Is there a way to set different PHP settings for small wikipedias than for large ones, though?

InitializeSettings.php can take wiki names directly, or any of the dblists from the operations/mediawiki-config repo root (s* and small/medium/large would be the helpful ones here).

- whenever we display geometric means, we weight by sampling rate (exp(sum(sampling_rate * ln(value)) / sum(sampling_rate)) instead of exp(avg(ln(value))))

I don't follow the logic here. Like percentiles, averages should be unaffected by sampling, geometric or not.

Assume we have 10 duration logs with  1 sec time and 10 with 2 sec; the (arithmetic) mean is 1.5 sec. If the second group is sampled 1:10, and we take the average of that, that would give 1.1 sec; our one sample from the second group really represents 10 events, but only has the weight of one.
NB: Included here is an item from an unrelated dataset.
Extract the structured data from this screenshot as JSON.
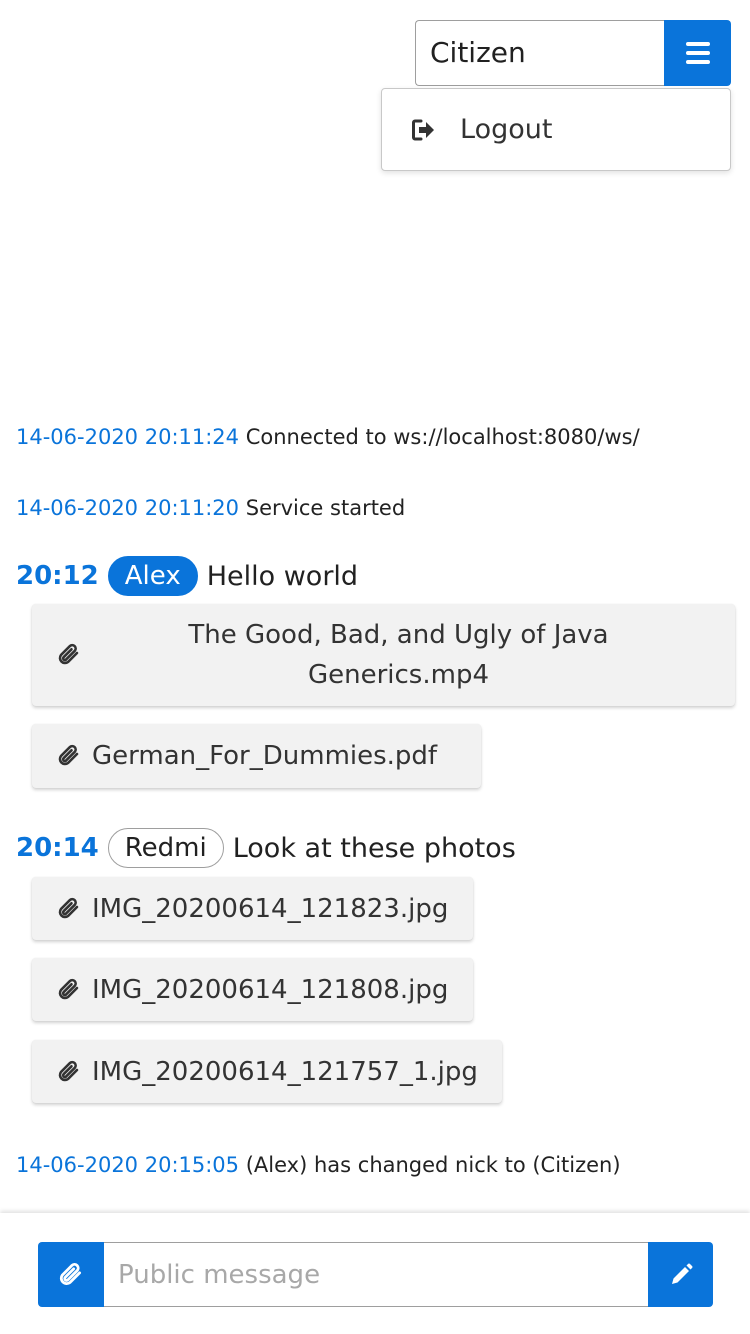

The same logic should hold for geometric means.

I think averages would be unaffected by uniform sampling; but we are not doing uniform sampling here; even if we are only doing per-wiki sampling, we might need to aggregate data from differently sampled groups for a cross-wiki comparison chart, for example.

(I suspect percentiles would be affected by non-uniform sampling as well, but I don't really have an idea how.)